In un centro culturale milanese si è svolta ieri una discussione su questo «vitalissimo problema»: «Come avvincere il lettore e lo spettatore». Avvincere, si badi, non convincere. Erano invitati, e non so se fossero tutti presenti, psicologi, pedagoghi, un fisiologo, un cibernetico, un rettore universitario, il direttore del Piccolo Teatro, un ecclesiastico, un esperto di pubblicità, il direttore della scuola di giornalismo e dei mezzi audiovisivi dell’Università Cattolica, un giornalista ed altri personaggi. Non so come si sia svolto questo colloquio a molte voci, ma suppongo che tutti o quasi tutti gli oratori abbiano rilevato l’enorme importanza che ha oggi l’arte di darla a bere al pubblico.
Si noti la distinzione, oggi quasi superata, tra il lettore e lo spettatore. Può sembrare molto diverso il caso di chi legge un libro standosene a letto e il caso di chi deve recarsi in un certo luogo per vibrare sincronicamente con altre mille persone sedute accanto a lui. Ma la diversità è quasi annullata dal fatto che oggi la solitudine di massa ha reso vana ogni differenza tra il dentro e il fuori. Comunque il vitalissimo problema di avvincere il pubblico è quello di vendere sempre più e sempre meglio la merce culturale servendosi dei mezzi di suggestione diretti o indiretti scoperti dalla tecnica moderna.

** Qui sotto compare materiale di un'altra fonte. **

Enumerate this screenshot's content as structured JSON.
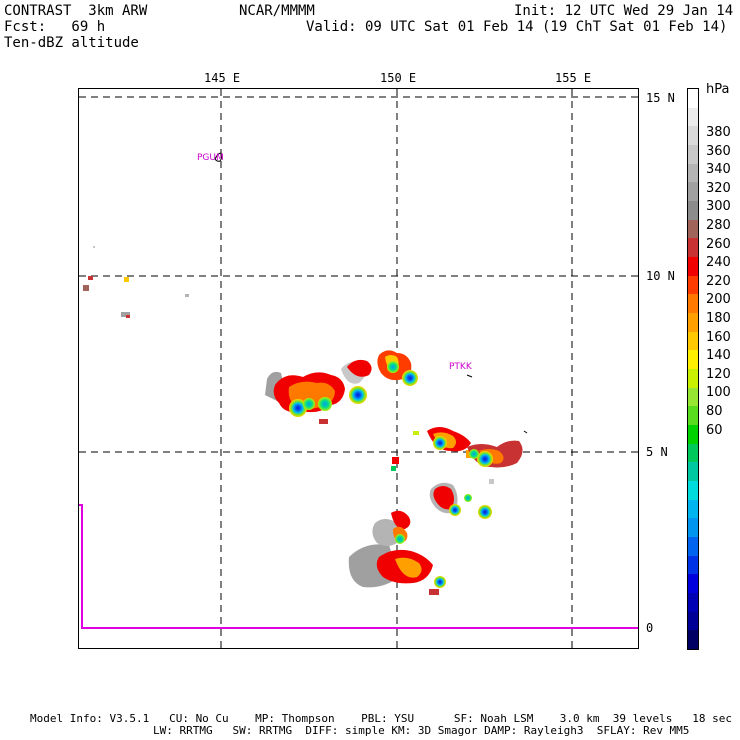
{
  "header": {
    "left_line1": "CONTRAST  3km ARW",
    "left_line2": "Fcst:   69 h",
    "left_line3": "Ten-dBZ altitude",
    "center": "NCAR/MMMM",
    "init": "Init: 12 UTC Wed 29 Jan 14",
    "valid": "Valid: 09 UTC Sat 01 Feb 14 (19 ChT Sat 01 Feb 14)"
  },
  "map": {
    "lon_labels": [
      "145 E",
      "150 E",
      "155 E"
    ],
    "lat_labels": [
      "15 N",
      "10 N",
      "5 N",
      "0"
    ],
    "stations": [
      {
        "id": "station-pgum",
        "name": "PGUM"
      },
      {
        "id": "station-ptkk",
        "name": "PTKK"
      }
    ]
  },
  "colorbar": {
    "unit": "hPa",
    "labels": [
      "380",
      "360",
      "340",
      "320",
      "300",
      "280",
      "260",
      "240",
      "220",
      "200",
      "180",
      "160",
      "140",
      "120",
      "100",
      "80",
      "60"
    ],
    "colors_top_to_bottom": [
      "#ffffff",
      "#ececec",
      "#dadada",
      "#c8c8c8",
      "#b4b4b4",
      "#a0a0a0",
      "#8c8c8c",
      "#a0645a",
      "#c83232",
      "#f00000",
      "#ff3c00",
      "#ff7800",
      "#ffa000",
      "#ffc800",
      "#fff000",
      "#c8f000",
      "#96e632",
      "#5adc1e",
      "#00d200",
      "#00c85a",
      "#00c8a0",
      "#00dcdc",
      "#00b4f0",
      "#0096f0",
      "#0064f0",
      "#0032e6",
      "#0000dc",
      "#0000b4",
      "#000096",
      "#000064"
    ]
  },
  "footer": {
    "line1": "Model Info: V3.5.1   CU: No Cu    MP: Thompson    PBL: YSU      SF: Noah LSM    3.0 km  39 levels   18 sec",
    "line2": "LW: RRTMG   SW: RRTMG  DIFF: simple KM: 3D Smagor DAMP: Rayleigh3  SFLAY: Rev MM5"
  }
}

E che male ci sarebbe se la merce fosse di ottima qualità? L’uso dei mezzi audiovisivi non è in se stesso né buono né cattivo; tutto sta nell’impiego che se ne fa. A simile obiezione hanno già risposto molti; e fra questi Günther Anders in un libro che raccomando (L’uomo è antiquato, pubblicato dal Saggiatore). Senza sottoscrivere tutte le sue catastrofiche conclusioni, ricorderò che i mezzi che annullano la scelta e la decisione individuale non possono essere giudicati neutrali e indifferenti ai loro contenuti. L’opinione o l’opera d’arte ridotta a merce non può esser buona perché è ricevuta e non richiesta, è trovata per mero accidente e non nasce da intuizione personale. L’arte che s’intrude nel vostro domicilio, il capolavoro che giunge per pacco postale perché l’editore «ha scelto per voi», lo spettacolo che non si può fischiare per non essere iscritti tra i fossili e i parrucconi, tutto questo non può aver pregi obiettivi o smarrisce le sue qualità per il fatto che è una costrizione e non una scoperta. Quando l’uomo delega a un cervello collettivo (la propaganda diretta o subliminare) la sua facoltà di pensare è ridicolo supporre che il cervello individuale possa sceverare il buono dal cattivo.
Si aggiunga che i nuovi mezzi di suggestione – molto complessi e in gran parte monopolizzati – sono diretti da tecnici del gusto e della opinione, e che una simile merce non si vende se non muta le penne ad ogni mutar del vento. Meno disastroso del citato Anders, sono d’accordo con lui nel negare che nei mezzi meccanici e nel bourrage des crânes l’arte «buona» e il pensiero «giusto» possano trovare veicoli efficaci; ma oso sperare che nuovi ritrovati distruggano i precedenti e che un giorno lontano possa accrescersi il numero di coloro che non posseggono la radio e la televisione, che frequentano poco o nulla il cinema, che sono ben decisi a non ingerire la trippa di Husserl, l’arte autre e la schizofrenia dei docenti di estetica. Come i governi futuri potranno utilizzare o tollerare uomini che osino pensare con la propria testa? Forse sequestrandoli in parchi nazionali, come i superstiti bisonti? È un problema che per ora non si pone ed è già eccessivamente ottimistico pensare che i nostri discendenti possano rendersene conto.